There is a lot to get organized to be ready for a puppy. You can search the forums in advance for information on all of the things you are concerned about to be ready in advance. I also suggest downloading the Ian Dunbar books What to Do Before/After You Get Your Puppy available for free at Dog Star Daily

There is also this thread http://www.poodleforum.com/23-general-training-obedience/100970-ian-dunbar-seminar-workshop.html


----------



## fjm (Jun 4, 2010)

I am so glad that you are able to look back on Gracie's last months with you and remember how happy she was - you must miss her enormously, but I think there is great comfort in knowing we have done everything we could to make their time with us joyous and pain free.

I came across a wonderful series of blog posts about puppy raising recently, which I have resolved to follow with my next little one:Life Lessons For My Puppy - eileenanddogseileenanddogs I am really looking forward to seeing photos of your new baby girl, and hearing about all your adventures together!


----------



## Caddy (Nov 23, 2014)

Thankyou lily, I downloaded the Ian Dunbar book the other day, haven't got to it yet but I will, and thanks fjm, I bookmarked your link. I have a crate but it's a large one (fits a lab), I'm wondering if I should pickup a smaller one for the first few months.


----------



## lily cd re (Jul 23, 2012)

Caddy said:


> Thankyou lily, I downloaded the Ian Dunbar book the other day, haven't got to it yet but I will, and thanks fjm, I bookmarked your link. I have a crate but it's a large one (fits a lab), I'm wondering if I should pickup a smaller one for the first few months.

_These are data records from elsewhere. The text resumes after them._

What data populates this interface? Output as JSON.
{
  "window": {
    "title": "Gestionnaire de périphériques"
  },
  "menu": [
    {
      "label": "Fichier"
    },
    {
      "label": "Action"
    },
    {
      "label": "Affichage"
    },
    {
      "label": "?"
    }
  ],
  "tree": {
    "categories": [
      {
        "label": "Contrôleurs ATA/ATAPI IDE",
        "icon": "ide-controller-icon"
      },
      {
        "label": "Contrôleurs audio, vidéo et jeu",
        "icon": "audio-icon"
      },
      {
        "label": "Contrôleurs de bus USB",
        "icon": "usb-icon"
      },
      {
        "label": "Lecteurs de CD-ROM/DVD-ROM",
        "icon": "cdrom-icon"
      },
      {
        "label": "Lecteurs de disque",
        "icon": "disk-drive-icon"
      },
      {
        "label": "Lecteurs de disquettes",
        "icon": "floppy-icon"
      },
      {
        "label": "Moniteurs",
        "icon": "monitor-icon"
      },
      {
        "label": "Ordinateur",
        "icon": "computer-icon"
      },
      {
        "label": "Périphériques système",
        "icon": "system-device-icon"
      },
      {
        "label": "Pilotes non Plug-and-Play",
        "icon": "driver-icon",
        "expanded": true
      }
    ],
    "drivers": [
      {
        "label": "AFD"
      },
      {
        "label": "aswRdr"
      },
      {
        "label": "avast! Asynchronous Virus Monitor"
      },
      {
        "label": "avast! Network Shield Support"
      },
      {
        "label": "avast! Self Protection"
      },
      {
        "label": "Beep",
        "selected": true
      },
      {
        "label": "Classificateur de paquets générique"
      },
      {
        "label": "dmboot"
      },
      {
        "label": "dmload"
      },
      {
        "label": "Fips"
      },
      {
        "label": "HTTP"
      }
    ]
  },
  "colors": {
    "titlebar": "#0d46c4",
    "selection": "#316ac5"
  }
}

Does it have a divider or can you rig something to serve as a divider? Crates are expensive and if you can make the one you have work then you can spend the $$$ on something more fun like toys!


----------



## Beaches (Jan 25, 2014)

Caddy - thanks for sharing the story about Gracie. Most of us appreciate how devasting it is to lose a "Gracie". Delighted you are ready to add a new member to the family and she will bring you much joy. You'll be very busy until the housebreaking is over and then it will settle somewhat. We just spent the morning doing errands and our girl feels very important aince she comes with us. You must be so excited! We're happy for you.


----------



## Mfmst (Jun 18, 2014)

I'm excited for you! Puppies are a lot of work, but the laughter that comes from their antics is priceless. Try to get a big crate with a divider as Catherine suggests. I've got one that he outgrew in the garage and need to donate it...


----------



## janet6567 (Mar 11, 2014)

So happy for you that you are getting a new puppy! Yes, they are a lot of work, but the love and joy they bring into our lives is beyond wonderful. I hope you will post lots of pictures so we can enjoy your new fur-baby too.


----------